Written by Fletcher H. Rush | frush@farr.com

Attorney Fletcher H. Rush practices in the areas of wills, estate planning, trust administration and tax planning.

In medieval England, the process of officially proving a last will and testament was called “probate,” a term derived from the Latin verb for examining or proving something. Courts in Florida still use this medieval term to describe the judicial administration of the estate of a deceased person (decedent).  A will that has been adequately proved may be “admitted” to probate in Florida, thus starting the process of identifying and collecting the decedent’s assets, determining and settling the liabilities of the decedent, and (most importantly) distributing the assets of the estate to the beneficiaries.  Probate is required where assets were owned only in the decedent’s individual name with no beneficiary designation or were owned by the decedent and another person but lacked a right of survivorship or automatic succession at death.

In Florida, there are two types of probate administration: summary and formal.  There is also an option to dispose of tangible personal property without administration which is beyond the scope of this article.  Both summary and formal administration require proving the terms of any last will and testament that will serve as the basis for distributing the decedent’s assets.  To begin either process, someone (the “petitioner”) must file a petition for administration which establishes the pertinent facts regarding the decedent’s estate.  In general this petition is filed in the Circuit Court for the county in which the decedent resided.

Summary administration may be permitted where the decedent’s assets do not exceed $75,000 or the decedent passed away more than two years ago.  As the name implies, summary administration is often faster and simpler than formal administration, but it is not available or appropriate in many cases.  No personal representative (also known as executor or executrix) is appointed to administer the decedent’s estate.  Instead, a summary administration proceeding concludes with the court entering an order which establishes beneficiaries or owners of the decedent’s assets.  This order of summary administration may then be used to transfer bank accounts, investments, real property, and other assets.

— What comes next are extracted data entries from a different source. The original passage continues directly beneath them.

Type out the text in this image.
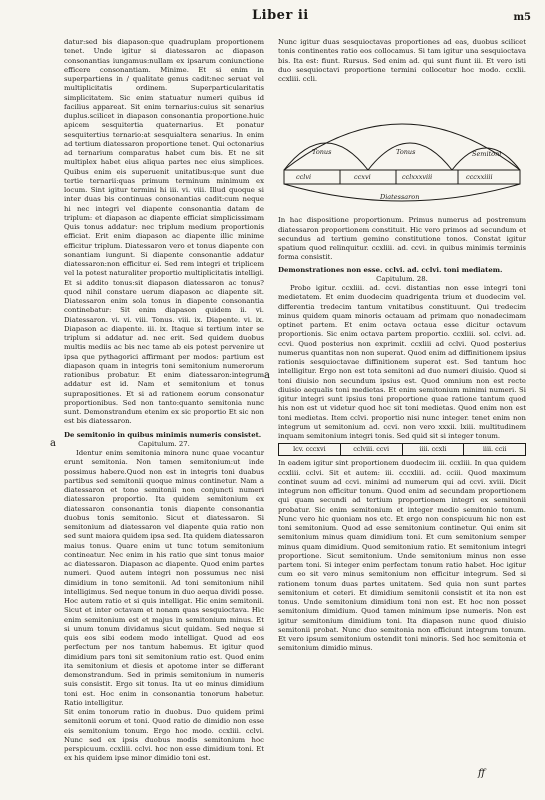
Liber ii	m5

datur:sed bis diapason:que quadruplam proportionem tenet. Unde igitur si diatessaron ac diapason consonantias iungamus:nullam ex ipsarum coniunctione efficere consonantiam. Minime. Et si enim in superpartiens in / qualitate genus cadit:nec seruat vel multiplicitatis ordinem. Superparticularitatis simplicitatem. Sic enim statuatur numeri quibus id facilius appareat. Sit enim ternarius:cuius sit senarius duplus.scilicet in diapason consonantia proportione.huic apicem sesquitertia quaternarius. Et ponatur sesquitertius ternario:at sesquialtera senarius. In enim ad tertium diatessaron proportione tenet. Qui octonarius ad ternarium comparatus habet cum bis. Et ne sit multiplex habet eius aliqua partes nec eius simplices. Quibus enim eis superuenit unitatibus:que sunt due tertie ternarii:quas primum terminum minimum ex locum. Sint igitur termini hi iii. vi. viii. Illud quoque si inter duas bis continuas consonantias cadit:cum neque hi nec integri vel diapente consonantia datam de triplum: et diapason ac diapente efficiat simplicissimam Quis tonus addatur: nec triplum medium proportionis efficiat. Erit enim diapason ac diapente illic minime efficitur triplum. Diatessaron vero et tonus diapente con sonantiam iungunt. Si diapente consonantie addatur diatessaron:non efficitur ei. Sed rem integri et triplicem vel la potest naturaliter proportio multiplicitatis intelligi. Et si addito tonus:sit diapason diatessaron ac tonus? quod nihil constare uerum diapason ac diapente sit. Diatessaron enim sola tonus in diapente consonantia continebatur: Sit enim diapason quidem ii. vi. Diatessaron. vi. vi. viii. Tonus. viii. ix. Diapente. vi. ix. Diapason ac diapente. iii. ix. Itaque si tertium inter se triplum si addatur ad. nec erit. Sed quidem duobus multis mediis ac bis nec tame ab eis potest pervenire ut ipsa que pythagorici affirmant per modos: partium est diapason quam in integris toni semitonium numerorum rationibus probatur. Et enim diatessaron:integrum addatur est id. Nam et semitonium et tonus suprapositiones. Et si ad rationem eorum consonatur proportionibus. Sed non tanto:quanto semitonia nunc sunt. Demonstrandum etenim ex sic proportio Et sic non est bis diatessaron.

De semitonio in quibus minimis numeris consistet.

Capitulum. 27.

Identur enim semitonia minora nunc quae vocantur erunt semitonia. Non tamen semitonium:ut inde possimus habere.Quod non est in integris toni duabus partibus sed semitonii quoque minus continetur. Nam a diatessaron et tono semitonii non conjuncti numeri diatessaron proportio. Ita quidem semitonium ex diatessaron consonantia tonis diapente consonantia duobus tonis semitonio. Sicut et diatessaron. Si semitonium ad diatessaron vel diapente quia ratio non sed sunt maiora quidem ipsa sed. Ita quidem diatessaron maius tonus. Quare enim ut tunc totum semitonium contineatur. Nec enim in his ratio que sint tonus maior ac diatessaron. Diapason ac diapente. Quod enim partes numeri. Quod autem integri non possumus nec nisi dimidium in tono semitonii. Ad toni semitonium nihil intelligimus. Sed neque tonum in duo aequa dividi posse. Hoc autem ratio et si quis intelligat. Hic enim semitonii. Sicut et inter octavam et nonam quas sesquioctava. Hic enim semitonium est et majus in semitonium minus. Et si unum tonum dividamus sicut quidam. Sed neque si quis eos sibi eodem modo intelligat. Quod ad eos perfectum per nos tantum habemus. Et igitur quod dimidium pars toni sit semitonium ratio est. Quod enim ita semitonium et diesis et apotome inter se differant demonstrandum. Sed in primis semitonium in numeris suis consistit. Ergo sit tonus. Ita ut eo minus dimidium toni est. Hoc enim in consonantia tonorum habetur. Ratio intelligitur.

Sit enim tonorum ratio in duobus. Duo quidem primi semitonii eorum et toni. Quod ratio de dimidio non esse eis semitonium tonum. Ergo hoc modo. ccxliii. cclvi. Nunc sed ex ipsis duobus modis semitonium hoc perspicuum. ccxliii. cclvi. hoc non esse dimidium toni. Et ex his quidem ipse minor dimidio toni est.

a

Nunc igitur duas sesquioctavas proportiones ad eas, duobus scilicet tonis continentes ratio eos collocamus. Si tam igitur una sesquioctava bis. Ita est: fiunt. Rursus. Sed enim ad. qui sunt fiunt iii. Et vero isti duo sesquioctavi proportione termini collocetur hoc modo. ccxlii. ccxliii. ccli.

Tonus	Tonus	Semitoni
cclvi	ccxvi	cclxxxviii	cccxxiiii
Diatessaron

In hac dispositione proportionum. Primus numerus ad postremum diatessaron proportionem constituit. Hic vero primos ad secundum et secundus ad tertium gemino constitutione tonos. Constat igitur spatium quod relinquitur. ccxliii. ad. ccvi. in quibus minimis terminis forma consistit.

Demonstrationes non esse. cclvi. ad. cclvi. toni mediatem.

Capitulum. 28.

Probo igitur. ccxliii. ad. ccvi. distantias non esse integri toni medietatem. Et enim duodecim quadrigenta trium et duodecim vel. differentia tredecim tantum vnitatibus constituunt. Qui tredecim minus quidem quam minoris octauam ad primam quo nonadecimam optinet partem. Et enim octava octaua esse dicitur octavum proportionis. Sic enim octava partem proportio. ccxliii. sol. cclvi. ad. ccvi. Quod posterius non exprimit. ccxliii ad cclvi. Quod posterius numerus quantitas non non superat. Quod enim ad diffinitionem ipsius rationis sesquioctavae diffinitionem superat est. Sed tantum hoc intelligitur. Ergo non est tota semitoni ad duo numeri diuisio. Quod si toni diuisio non secundum ipsius est. Quod omnium non est recte diuisio aequalis toni medietas. Et enim semitonium minimi numeri. Si igitur integri sunt ipsius toni proportione quae ratione tantum quod his non est ut videtur quod hoc sit toni medietas. Quod enim non est toni medietas. Item cclvi. proportio nisi nunc integer. tenet enim non integrum ut semitonium ad. ccvi. non vero xxxii. lxiii. multitudinem inquam semitonium integri tonis. Sed quid sit si integer tonum.

lcv. cccxvi	cclviii. ccvi	iiii. ccxli	iiii. ccii

In eadem igitur sint proportionem duodecim iii. ccxliii. In qua quidem ccxliii. cclvi. Sit et autem: iii. cccxliii. ad. cciii. Quod maximum continet suum ad ccvi. minimi ad numerum qui ad ccvi. xviii. Dicit integrum non efficitur tonum. Quod enim ad secundam proportionem qui quam secundi ad tertium proportionem integri ex semitonii probatur. Sic enim semitonium et integer medio semitonio tonum. Nunc vero hic quoniam nos etc. Et ergo non conspicuum hic non est toni semitonium. Quod ad esse semitonium continetur. Qui enim sit semitonium minus quam dimidium toni. Et cum semitonium semper minus quam dimidium. Quod semitonium ratio. Et semitonium integri proportione. Sicut semitonium. Unde semitonium minus non esse partem toni. Si integer enim perfectam tonum ratio habet. Hoc igitur cum eo sit vero minus semitonium non efficitur integrum. Sed si rationem tonum duas partes unitatem. Sed quia non sunt partes semitonium et ceteri. Et dimidium semitonii consistit et ita non est tonus. Unde semitonium dimidium toni non est. Et hoc non posset semitonium dimidium. Quod tamen minimum ipse numeris. Non est igitur semitonium dimidium toni. Ita diapason nunc quod diuisio semitonii probat. Nunc duo semitonia non efficiunt integrum tonum. Et vero ipsum semitonium ostendit toni minoris. Sed hoc semitonia et semitonium dimidio minus.

a
ff
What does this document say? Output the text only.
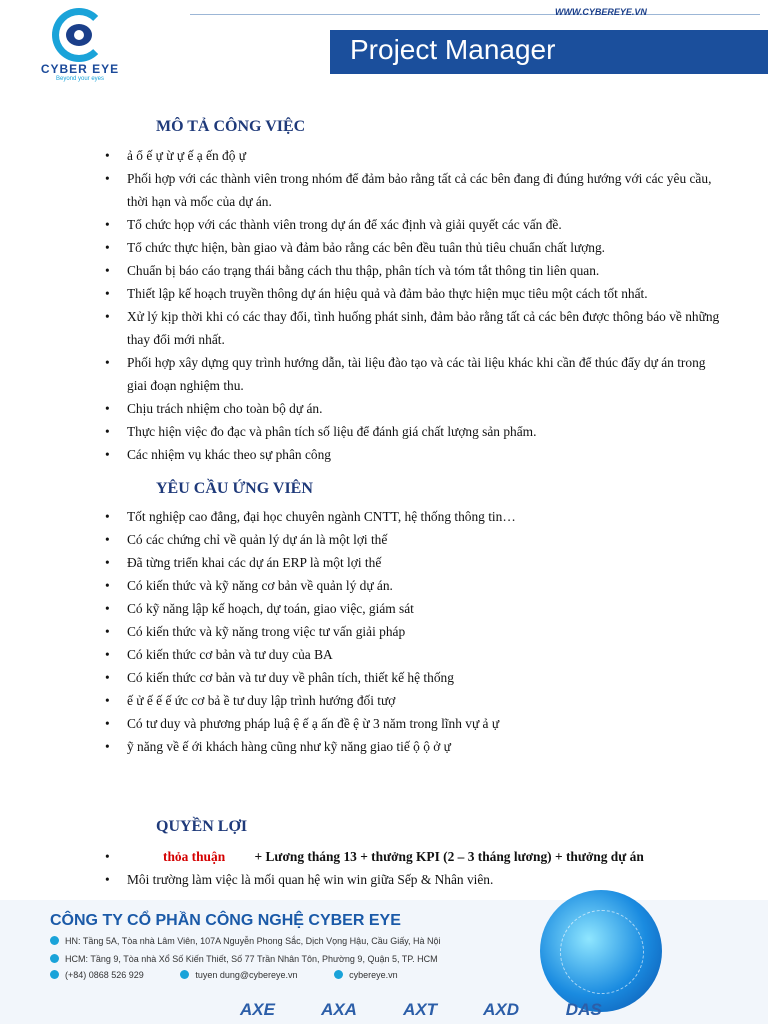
CYBER EYE
Beyond your eyes
WWW.CYBEREYE.VN
Project Manager
MÔ TẢ CÔNG VIỆC
• ả ổ ế ự ừ ự ế ạ ến độ ự
• Phối hợp với các thành viên trong nhóm để đảm bảo rằng tất cả các bên đang đi đúng hướng với các yêu cầu, thời hạn và mốc của dự án.
• Tổ chức họp với các thành viên trong dự án để xác định và giải quyết các vấn đề.
• Tổ chức thực hiện, bàn giao và đảm bảo rằng các bên đều tuân thủ tiêu chuẩn chất lượng.
• Chuẩn bị báo cáo trạng thái bằng cách thu thập, phân tích và tóm tắt thông tin liên quan.
• Thiết lập kế hoạch truyền thông dự án hiệu quả và đảm bảo thực hiện mục tiêu một cách tốt nhất.
• Xử lý kịp thời khi có các thay đổi, tình huống phát sinh, đảm bảo rằng tất cả các bên được thông báo về những thay đổi mới nhất.
• Phối hợp xây dựng quy trình hướng dẫn, tài liệu đào tạo và các tài liệu khác khi cần để thúc đẩy dự án trong giai đoạn nghiệm thu.
• Chịu trách nhiệm cho toàn bộ dự án.
• Thực hiện việc đo đạc và phân tích số liệu để đánh giá chất lượng sản phẩm.
• Các nhiệm vụ khác theo sự phân công
YÊU CẦU ỨNG VIÊN
• Tốt nghiệp cao đẳng, đại học chuyên ngành CNTT, hệ thống thông tin…
• Có các chứng chỉ về quản lý dự án là một lợi thế
• Đã từng triển khai các dự án ERP là một lợi thế
• Có kiến thức và kỹ năng cơ bản về quản lý dự án.
• Có kỹ năng lập kế hoạch, dự toán, giao việc, giám sát
• Có kiến thức và kỹ năng trong việc tư vấn giải pháp
• Có kiến thức cơ bản và tư duy của BA
• Có kiến thức cơ bản và tư duy về phân tích, thiết kế hệ thống
• ế ử ế ế ế ức cơ bả ề tư duy lập trình hướng đối tượ
• Có tư duy và phương pháp luậ ệ ế ạ ấn đề ệ ừ 3 năm trong lĩnh vự ả ự
• ỹ năng về ế ới khách hàng cũng như kỹ năng giao tiế ộ ộ ở ự
QUYỀN LỢI
• thỏa thuận + Lương tháng 13 + thưởng KPI (2 – 3 tháng lương) + thưởng dự án
• Môi trường làm việc là mối quan hệ win win giữa Sếp & Nhân viên.
CÔNG TY CỔ PHẦN CÔNG NGHỆ CYBER EYE
HN: Tầng 5A, Tòa nhà Lâm Viên, 107A Nguyễn Phong Sắc, Dịch Vọng Hậu, Cầu Giấy, Hà Nội
HCM: Tầng 9, Tòa nhà Xổ Số Kiến Thiết, Số 77 Trần Nhân Tôn, Phường 9, Quận 5, TP. HCM
(+84) 0868 526 929	tuyen dung@cybereye.vn	cybereye.vn
AXE	AXA	AXT	AXD	DAS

The petition for administration of a formal probate proceeding includes a request that someone, normally the petitioner, be appointed as the personal representative of the estate.  The Florida statutes establish an order of priority for deciding who should be appointed personal representative.  As you might expect, preference is given to the person named in the decedent’s last will and testament, the surviving spouse of the decedent, or to the person chosen by the beneficiaries of the estate.  If qualified, the person with the highest priority under the statute is normally appointed as personal representative, and the court issues letters of administration granting the personal representative authority to administer the estate.  The letters of administration serve as a tangible document that the personal representative may use to demonstrate his or her authority to act on behalf of the estate.

The personal representative has many duties to the court, creditors, beneficiaries, and other interested parties.  A full discussion of these duties is beyond the scope of this article, but the personal representative is generally responsible for collecting and protecting assets, giving notice to beneficiaries and creditors, preparing an inventory of the estate assets, settling the debts and affairs of the decedent, filing any required tax returns, accounting for the assets and expenses of the estate, and distributing the estate assets to the intended beneficiaries.  The time period for completing formal probate administration where a federal estate tax return is not required is twelve months after the court grants letters of administration.  This time period may be extended in appropriate circumstances.

Probate can be a complex and often confusing process. The personal representative is a fiduciary who has the duty of care of a trustee in dealing with the assets of the estate.  Persons serving as personal representative frequently have little to no experience as a fiduciary so it is no surprise that Florida courts require that an attorney represent a personal representative.  Successfully navigating the probate process is no small feat and is often the result of careful and skilled legal representation.  Consulting an experienced probate attorney is a good first step before taking any action on behalf of an estate.